# An Introduction to the Random Forest Algorithm 

Author: Fatemeh (Fatima) Bagheri

Date Created: November 1, 2022, Last Modified: December 19, 2022

Notebook 1/2 of the DSECOP Module: An Introduction to the Random Forest algorithm.

## First, what is it?

Let's start with a question, how do you know if an exoplanet is a rocky planet or a Jovian (Jupiter-like) planet? In other words, how can we classify the exoplanets based on their types? There are a lot of methods to classify any data; one of the most robust methods is the **Random Forest** algorithm. Based on Wikipedia [https://en.wikipedia.org/wiki/Random_forest], here is the definition of the random forest method:

"*Random forests or random decision forests is an ensemble learning method for classification, regression, and other tasks that operates by constructing a multitude of decision trees at training time. For classification tasks, the output of the random forest is the class selected by most trees.*"

So, this definition has many jargon words that make it challenging to understand, especially when you are a beginner.
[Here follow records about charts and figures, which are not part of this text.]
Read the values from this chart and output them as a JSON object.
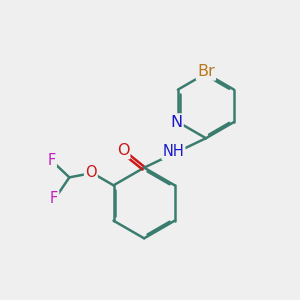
{
  "background_color": "#efefef",
  "bond_color": "#3a7d6e",
  "bond_width": 1.8,
  "dbo": 0.055,
  "atom_colors": {
    "Br": "#b87820",
    "N": "#1818c8",
    "O": "#cc1818",
    "F": "#c020c0",
    "C": "#3a7d6e"
  },
  "font_size": 10.5,
  "figsize": [
    3.0,
    3.0
  ],
  "dpi": 100
}
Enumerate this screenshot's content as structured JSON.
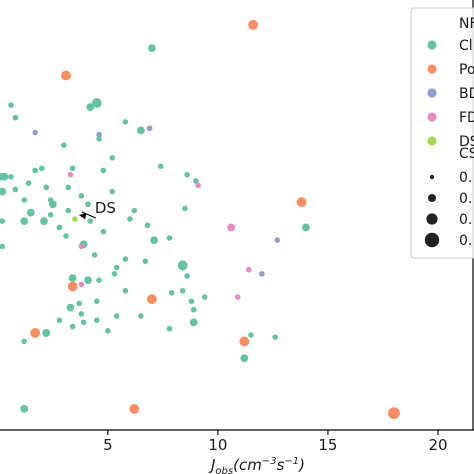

In this lecture, we will explain all the terms in this definition and try to implement them to classify exoplanets using Python. 

Let's look again at the Wikipedia definition; the first interesting phrase is *random decision forests*. Forest means several trees (kinda!), so it basically means several random *decision trees*. Thus, for the first step, our task is to find out the meaning of a **decision tree**.



## Decision Tree

Suppose we have a sample of flags, like below, and want to know which flag is for which country by drawing a decision tree. 
![RF0-2.png](attachment:RF0-2.png)

To find out the country of the flag, we can ask a few questions: 

* are the stripes in the flag vertical or horizontal?
* how many different colors it has?
* does it have a symbol?

Based on these questions, we can make our decision tree:
![RandomForest1.png](attachment:RandomForest1.png)

The figure shows an example of a decision tree. The first tree level is level 0, where there is only one node including all the data; we call it the *root node*, followed by level 1, where there are two nodes, and level 2, where there are four nodes, and so on, they are called *interior nodes*. And the last level has 6 nodes which we call leaf nodes. The tree presented in the figure has 3 depth.

In this example, we have split the flags into groups with similar *features*, for instance, a group of flags with horizontal colors. Therefore, a decision tree is basically a flowchart where each node splits a group of data according to some feature variable. The goal of a decision tree is to split your data into groups such that every element in one group belongs to the same category. A decision tree is a type of non-parametric supervised learning algorithm that is used in both classification and regression problems. 

## Ensemble Learning Method 

Now let's go back again to the Wikipedia definition mentioned above. The second interesting phrase in the definition is *ensemble learning method*. So, the random forest method is an ensemble or group of decision trees. But why do we need more than one tree? The answer is rooted in the structure of the decision trees. Consider the example of flags; we can also classify the flags with a different decision tree like:
![RF2.png](attachment:RF2.png)

The point is having more than one decision tree enhances the accuracy of the model; *two heads is better than one!*

## Regression or Classification

Back again to the Wikipedia definition, as mentioned earlier, one of the goals of the random forest algorithm is to classify the data into groups with similar features. But it could also be used for regression problems. A classification problem is when you have a discrete output, such as binary classification, which is yes or no (0 or 1). In contrast, a regression problem is when the output is a continuous value. In the random forest algorithm, you can use decision trees to classify data or find the continuous output quantity. 


## Vote!

Last but not least is the voting concept in the random forest method! *The output of the random forest is the class selected by most trees*. It means that if you have a classification problem, the result will be defined by the majority of decision tree answers, or in a regression problem, the output is the average value of the number given by each tree.

## Training and Test Sets

At this point, we mostly understand the random forest algorithm. But still, there are some concepts that we should know before implementing the random forest method for our problem of classification of exoplanets.

The random forest method is a **supervised** algorithm, which means that we should train the model and then use it to have a prediction. So, we start with a dataset as a **training set**. For this dataset, we *know* the output; for example, in our case, we know the type of exoplanets in the training set. Using this dataset, the algorithm will then learn the relationship between the features and the parameters and apply that relationship to further classify a completely new dataset that we call it **test set**. For more information on training and test sets look at the Introduction to Deep Learning module.

## Bootstraping

As we said earlier, the random forest is an ensemble of decision trees. Each decision tree should be trained by a training set. There are two ways to use a training set in the random forest method: 1) you can use one training set for all decision trees (which is not recommended!); or 2) you can **bootstrap sample** of the training dataset for each decision tree. A bootstrap sample is a sample of the training dataset where a data point may appear more than once in the sample, which is called sampling with replacement. Bootstrapping samples make each tree more different and have less correlated predictions or prediction errors.